Bright Blue Marble



    ON A UNIVERSAL SCALE, Earth is a speck, a smallish orb in the ever-expanding cosmos finished in azure blue with white-wisp landau-style accents.  But an innocuous appearance belies its spectacular performance numbers.  It’s the fastest vehicle we’ve ever tested, and the heaviest.  It’s the only one big enough to cast a shadow across the entire surface of the moon.  It doesn’t defy physics but is, in fact, the only known spot where sentient beings recognize that physics is a thing.  It’s groovy without being retro.  It’s Earth, and it’s home.

    It’s also expensive.  In 2009, Greg Laughlin, now a professor of astronomy and astrophysics at Yale, estimated the total value of Earth, its resources, and all the things that make it such a nice place to live at $5 quadrillion -- dwarfing the combined valuation of the other planets with which it shares a solar system.  Account for inflation, add in humanity’s accumulated wealth, and tack on $300 for Apple CarPlay, and you’re at a total estimated as-tested price of $6,208,198,254,850,300.  No one owns Earth, but 7.7 billion humans are supposed to do regular maintenance.
   
    “Earth’s spin is something that we think was set by a collision with a large planet that created the moon,” explains Lars Bildsten, the director of the Kavli Institute for Theoretical Physics at the University of California, Santa Barbara.  And the moon’s gravitational pull causes tidal friction that slows down Earth’s rotation ever so slightly.  So, in effect, the moon acts as a brake on Earth’s 1037-mph equatorial spin -- with the 13,169,533,690,000,000,000,000,000-pound (estimated) planet’s days getting about 1.8 milliseconds longer every century.  But don’t sweat the braking distance.  It will still be spinning when, in about 5 billion years, the sun becomes a red giant star that consumes the inner planets and maybe Earth, too.  That will suck

    Earth laps the sun at an average speed of 66,627 mph.  That means it could cover the NÜrburgring Nordshleife’s 12.9 miles in just 0.697 seconds, obliterating the Porsche 919 Hybrid Evo’s lap record by 5 minutes 18.85 seconds.  Plus, it has been operating with a Level 4 automation for more than 4.5 billion years and rides in such comfort that we all sleep on it.  Handling is communicative but upset by the occasional tremor, tectonic shift, or volcanic eruption.

    Earth’s not-so-secret weapon is the sun, an external-combustion powerhouse.
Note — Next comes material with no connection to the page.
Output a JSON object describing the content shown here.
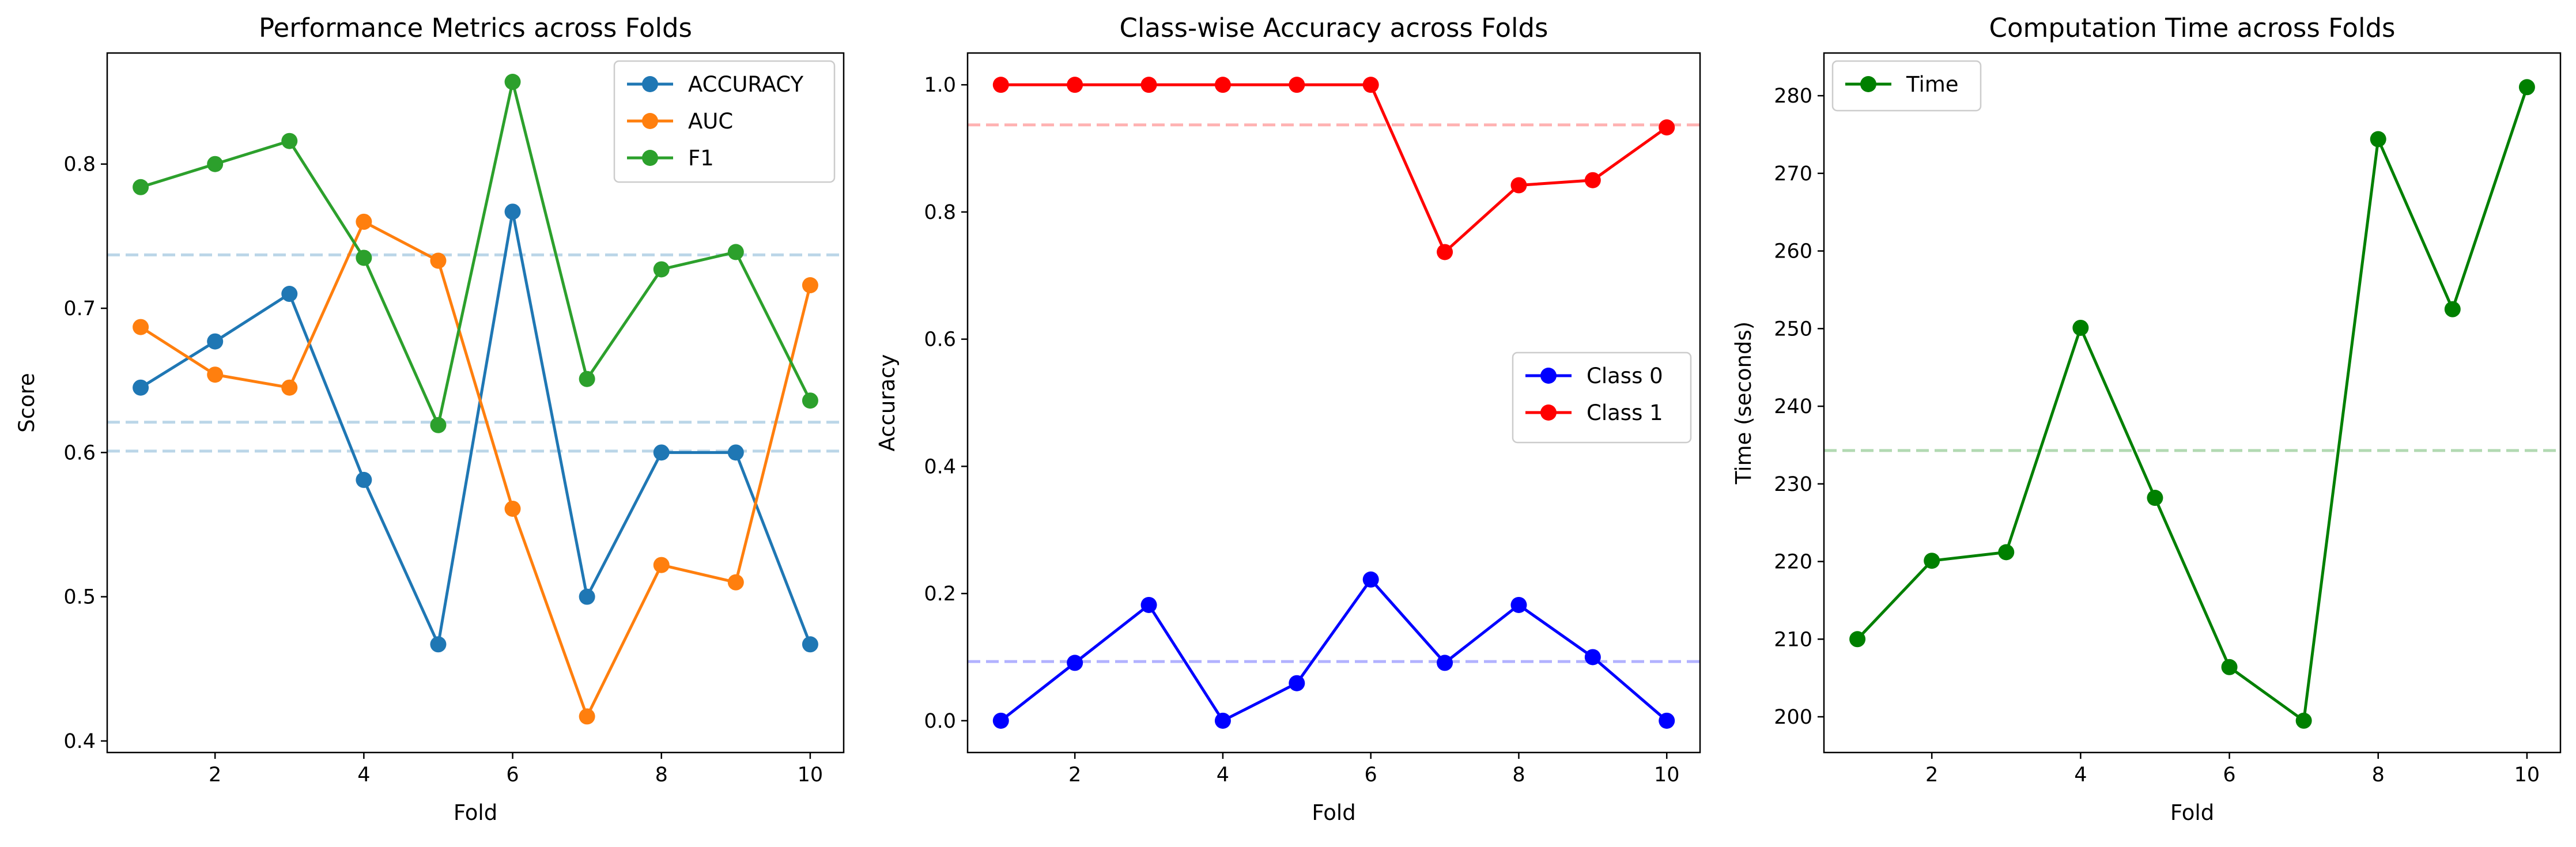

Knocking out 384.6 yottawatts, the sun’s ongoing nuclear fusion reaction is the ultimate source of Earth’s energy.  In carspeak, that 515,570,095,700,000,000,000,000 horsepower -- about as much as 719,065,684,000,000,000,000 Dodge Challenger Hellcats.

    Earth uses that solar energy well thanks to an atmosphere that blocks much of the nasty ultraviolet rays and keeps things temperate, growing, and lushly endowed with tasty oxygen.  It’s an automatic climate-control system that’s worked to humanity’s advantage since the last ice age ended 11,700 years ago.  Lately, there have been some concerns about the system’s continued reliability.  And due to the monumental development cost, no follow-up model planned.